- Nearly three-quarters (72%) of surveyed managers view AIFMD as a business threat;
- The biggest concerns for fund managers are depositary costs (84%), delegation (78%), changes to contractual arrangements and routes to market (67%). Collectively these reduce the attractiveness of Europe as a place to do business;
- Smaller managers, private equity and real estate are more likely to see AIFMD as a business threat. Those companies that regard AIFMD as an opportunity manage at least £1bn of assets;
Stuart Opp, lead investment partner at Deloitte, said:
“Managers are facing significant organisational and operational change under AIFMD with far-reaching business consequences. The cost of doing business in Europe is set to rise disproportionately for smaller managers who have less internal resources to deal with the compliance responsibilities. There will clearly be a trade-off for managers to consider in determining their approach to AIFMD and managers will respond differently, depending on their distribution strategy and client profile.
“The survey shows that AIFMD will increase transparency for investors. More than half of respondents (53%) plan to provide investors with additional information as a result of AIFMD’s regulatory reporting requirements. However, increased transparency and investor protection will be counterbalanced by less choice and competition in the market, increased expense ratios, confusion over leverage figures and longer redemption terms in some cases.

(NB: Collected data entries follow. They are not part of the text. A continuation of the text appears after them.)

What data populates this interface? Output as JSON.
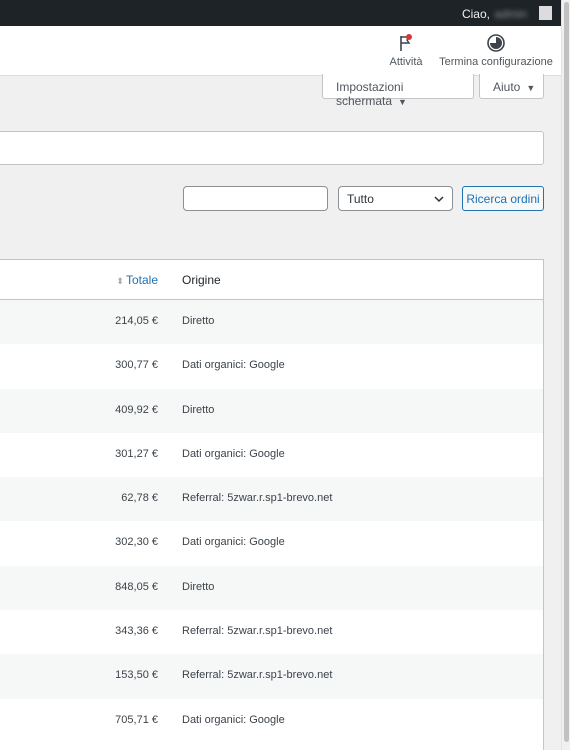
{
  "admin_bar": {
    "greeting": "Ciao,",
    "username": "admin"
  },
  "header": {
    "activity_label": "Attività",
    "finish_setup_label": "Termina configurazione"
  },
  "screen_meta": {
    "screen_options_label": "Impostazioni schermata",
    "help_label": "Aiuto"
  },
  "search": {
    "input_value": "",
    "status_selected": "Tutto",
    "button_label": "Ricerca ordini"
  },
  "table": {
    "columns": {
      "total": "Totale",
      "origin": "Origine"
    },
    "rows": [
      {
        "total": "214,05 €",
        "origin": "Diretto"
      },
      {
        "total": "300,77 €",
        "origin": "Dati organici: Google"
      },
      {
        "total": "409,92 €",
        "origin": "Diretto"
      },
      {
        "total": "301,27 €",
        "origin": "Dati organici: Google"
      },
      {
        "total": "62,78 €",
        "origin": "Referral: 5zwar.r.sp1-brevo.net"
      },
      {
        "total": "302,30 €",
        "origin": "Dati organici: Google"
      },
      {
        "total": "848,05 €",
        "origin": "Diretto"
      },
      {
        "total": "343,36 €",
        "origin": "Referral: 5zwar.r.sp1-brevo.net"
      },
      {
        "total": "153,50 €",
        "origin": "Referral: 5zwar.r.sp1-brevo.net"
      },
      {
        "total": "705,71 €",
        "origin": "Dati organici: Google"
      }
    ]
  },
  "icons": {
    "activity": "flag-icon",
    "finish_setup": "progress-circle-icon",
    "sort": "sort-icon"
  },
  "colors": {
    "admin_bar": "#1d2327",
    "link": "#2271b1",
    "notification_dot": "#d63638"
  }
}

“Given the widespread concerns with the directive, it comes as no surprise that a sizeable majority of respondents view AIFMD as a business threat. The depositary, marketing and remuneration rules required under AIFMD will have significant business impacts on fund managers.”
Deloitte surveyed 23 hedge, private equity and real estate fund managers collectively managing £175bn of assets.
The AIFMD came into force in July 2011. It regulates how Alternative Investment Fund Managers distribute their funds and operate their business. An implementing regulation from the European Commission is expected in September of 2012.